NOTE: Many selective agents are temperature sensitive. Ensure 1X GYE soft agar has cooled to 46°C (or appropriate temperature for specific selective agent) before adding selective agent
30m
Add 2.5 mL 1xGYE soft agar with selective agent to each GYES plate with emerging fungal growth and incubate agar side down at 30C for 4-7 days. Avoid light is selective agent is light sensitive.
1w
When colonies are observed (small, star shaped) growing through the selective media, pick colonies and transfer to fresh 1xGYE agar in culture plates (12-well or 6-well depending on preference) and incubate at 30C for 7-14 days, until colonies reach ~2cm in diameter.
2w
Re-plate surviving colonies in the same manner as step 14, and incubate at 30C for 7 days, until colonies reach ~2cm in diameter
1w
Select a well grown, isolated colony and mark on the back of the plate. Sample the outer edge of the selected colony using an inoculating loop and use to streak for isolated colonies on a fresh selective agar plate. Repeat steps for desired number of transformants (we usually select 12). Incubate selective agar plates at 30°C for 3-5 days
1w
Pick single colonies and transfer to fresh selective media plates.

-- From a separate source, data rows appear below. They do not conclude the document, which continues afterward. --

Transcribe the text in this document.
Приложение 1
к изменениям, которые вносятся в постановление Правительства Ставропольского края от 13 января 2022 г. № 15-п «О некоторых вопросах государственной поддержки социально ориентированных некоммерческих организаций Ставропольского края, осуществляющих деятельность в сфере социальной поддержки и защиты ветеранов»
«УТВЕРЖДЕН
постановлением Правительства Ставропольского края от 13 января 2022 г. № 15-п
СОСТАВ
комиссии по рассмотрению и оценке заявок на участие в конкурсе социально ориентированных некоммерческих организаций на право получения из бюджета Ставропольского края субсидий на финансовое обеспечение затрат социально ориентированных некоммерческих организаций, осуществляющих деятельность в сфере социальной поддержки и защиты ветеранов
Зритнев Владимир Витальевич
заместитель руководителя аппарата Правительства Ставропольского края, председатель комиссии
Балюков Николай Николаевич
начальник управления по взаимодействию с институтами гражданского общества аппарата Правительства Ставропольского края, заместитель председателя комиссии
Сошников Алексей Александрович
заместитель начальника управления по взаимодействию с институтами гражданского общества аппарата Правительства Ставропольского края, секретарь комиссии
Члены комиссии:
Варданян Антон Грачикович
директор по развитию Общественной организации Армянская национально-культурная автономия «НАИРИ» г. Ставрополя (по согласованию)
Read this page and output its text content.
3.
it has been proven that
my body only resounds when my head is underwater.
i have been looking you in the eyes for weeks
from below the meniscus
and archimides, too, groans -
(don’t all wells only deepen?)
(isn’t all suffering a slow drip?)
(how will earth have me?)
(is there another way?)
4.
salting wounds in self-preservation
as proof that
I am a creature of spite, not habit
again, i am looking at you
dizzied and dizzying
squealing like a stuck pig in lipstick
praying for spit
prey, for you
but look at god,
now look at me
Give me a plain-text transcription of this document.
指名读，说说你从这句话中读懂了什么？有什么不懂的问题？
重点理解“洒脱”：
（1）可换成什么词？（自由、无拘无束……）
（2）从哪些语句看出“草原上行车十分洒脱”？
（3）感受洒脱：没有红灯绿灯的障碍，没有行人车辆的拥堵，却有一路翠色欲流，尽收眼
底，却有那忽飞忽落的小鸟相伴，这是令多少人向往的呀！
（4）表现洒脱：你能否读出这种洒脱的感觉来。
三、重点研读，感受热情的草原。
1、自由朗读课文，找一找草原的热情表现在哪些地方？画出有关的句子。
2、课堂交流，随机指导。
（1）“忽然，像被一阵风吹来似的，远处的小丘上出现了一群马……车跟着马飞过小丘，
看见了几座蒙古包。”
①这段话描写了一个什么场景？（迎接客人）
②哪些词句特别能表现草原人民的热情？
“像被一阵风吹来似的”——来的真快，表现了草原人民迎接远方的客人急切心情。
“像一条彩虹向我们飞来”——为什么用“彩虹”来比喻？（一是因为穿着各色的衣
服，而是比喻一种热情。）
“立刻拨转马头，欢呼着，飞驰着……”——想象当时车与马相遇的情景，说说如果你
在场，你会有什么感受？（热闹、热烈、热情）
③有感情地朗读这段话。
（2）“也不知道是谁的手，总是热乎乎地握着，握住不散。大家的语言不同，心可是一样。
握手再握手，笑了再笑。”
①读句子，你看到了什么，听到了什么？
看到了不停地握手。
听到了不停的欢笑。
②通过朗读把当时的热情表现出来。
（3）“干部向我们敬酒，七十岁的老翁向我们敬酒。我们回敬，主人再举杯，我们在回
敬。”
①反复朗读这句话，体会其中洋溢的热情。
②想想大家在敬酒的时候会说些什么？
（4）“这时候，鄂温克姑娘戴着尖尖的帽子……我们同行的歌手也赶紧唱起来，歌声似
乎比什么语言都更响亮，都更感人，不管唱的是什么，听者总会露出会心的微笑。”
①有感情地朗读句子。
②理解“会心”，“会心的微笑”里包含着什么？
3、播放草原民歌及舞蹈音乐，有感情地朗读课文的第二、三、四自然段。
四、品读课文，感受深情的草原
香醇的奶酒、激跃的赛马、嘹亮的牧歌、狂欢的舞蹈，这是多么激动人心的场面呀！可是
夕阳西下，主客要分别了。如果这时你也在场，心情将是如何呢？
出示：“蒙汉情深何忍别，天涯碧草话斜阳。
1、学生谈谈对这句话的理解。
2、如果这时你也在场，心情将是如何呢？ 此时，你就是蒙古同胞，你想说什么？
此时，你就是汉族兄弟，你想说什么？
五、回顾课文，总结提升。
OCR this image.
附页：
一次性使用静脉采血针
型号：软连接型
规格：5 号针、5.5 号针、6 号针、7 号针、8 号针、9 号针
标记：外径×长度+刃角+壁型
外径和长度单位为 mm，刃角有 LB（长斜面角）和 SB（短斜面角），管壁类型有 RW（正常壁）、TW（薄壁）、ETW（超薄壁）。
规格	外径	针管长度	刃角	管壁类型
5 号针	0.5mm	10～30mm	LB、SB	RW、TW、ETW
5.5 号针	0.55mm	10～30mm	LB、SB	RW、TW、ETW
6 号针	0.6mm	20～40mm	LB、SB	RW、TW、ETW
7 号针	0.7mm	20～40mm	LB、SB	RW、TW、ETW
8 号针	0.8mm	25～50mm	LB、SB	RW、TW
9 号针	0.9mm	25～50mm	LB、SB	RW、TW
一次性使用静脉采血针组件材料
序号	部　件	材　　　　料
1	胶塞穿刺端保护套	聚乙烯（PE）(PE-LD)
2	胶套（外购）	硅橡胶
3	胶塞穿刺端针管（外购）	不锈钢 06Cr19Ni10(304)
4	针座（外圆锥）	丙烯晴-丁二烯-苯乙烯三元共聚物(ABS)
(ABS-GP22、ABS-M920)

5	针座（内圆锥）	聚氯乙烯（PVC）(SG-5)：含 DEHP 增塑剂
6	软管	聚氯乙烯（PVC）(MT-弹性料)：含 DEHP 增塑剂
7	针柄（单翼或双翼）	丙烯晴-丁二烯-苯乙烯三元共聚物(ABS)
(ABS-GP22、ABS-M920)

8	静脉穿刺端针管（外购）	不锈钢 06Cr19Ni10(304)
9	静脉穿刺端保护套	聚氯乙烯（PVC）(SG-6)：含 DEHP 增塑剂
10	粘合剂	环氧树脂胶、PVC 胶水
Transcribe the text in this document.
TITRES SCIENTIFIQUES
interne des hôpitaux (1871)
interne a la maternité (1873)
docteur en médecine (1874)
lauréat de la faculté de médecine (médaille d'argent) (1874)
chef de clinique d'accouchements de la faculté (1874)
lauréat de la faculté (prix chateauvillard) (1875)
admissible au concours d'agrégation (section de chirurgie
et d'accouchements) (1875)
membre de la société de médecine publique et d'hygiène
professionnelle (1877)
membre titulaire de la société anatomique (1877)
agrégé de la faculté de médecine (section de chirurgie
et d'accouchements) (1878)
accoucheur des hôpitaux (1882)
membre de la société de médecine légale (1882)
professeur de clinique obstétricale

Passage 1-2 times to ensure homokaryons. From final plate, scrape a small amount of mycelia to a DNA lysis buffer and extract DNA using appropriate method.
2w
Screen extracted DNA for homokaryotic transformants using PCR, design PCR primers to target both selective marker and DNA segment that should be removed in transformant
1d
Southern blot analysis with a gene-specific probe on PCR selected transformants can be used to confirm the formation and purification of desired homokaryotic mutants
Protocol references
Al Abdallah, Q., W. Ge, and J. R. Fortwendel. 2017. A simple and universal system for gene manipulation inAspergillusfumigatus. In vitro-Assembled Cas9-Guide RNA Ribonucleoproteins Coupled with Microhomology Repair Templates. mSphere. Nov 22;2(6):e00446-17. doi: 10.1128/mSphere.00446-17. PMID: 29202040; PMCID: PMC5700375.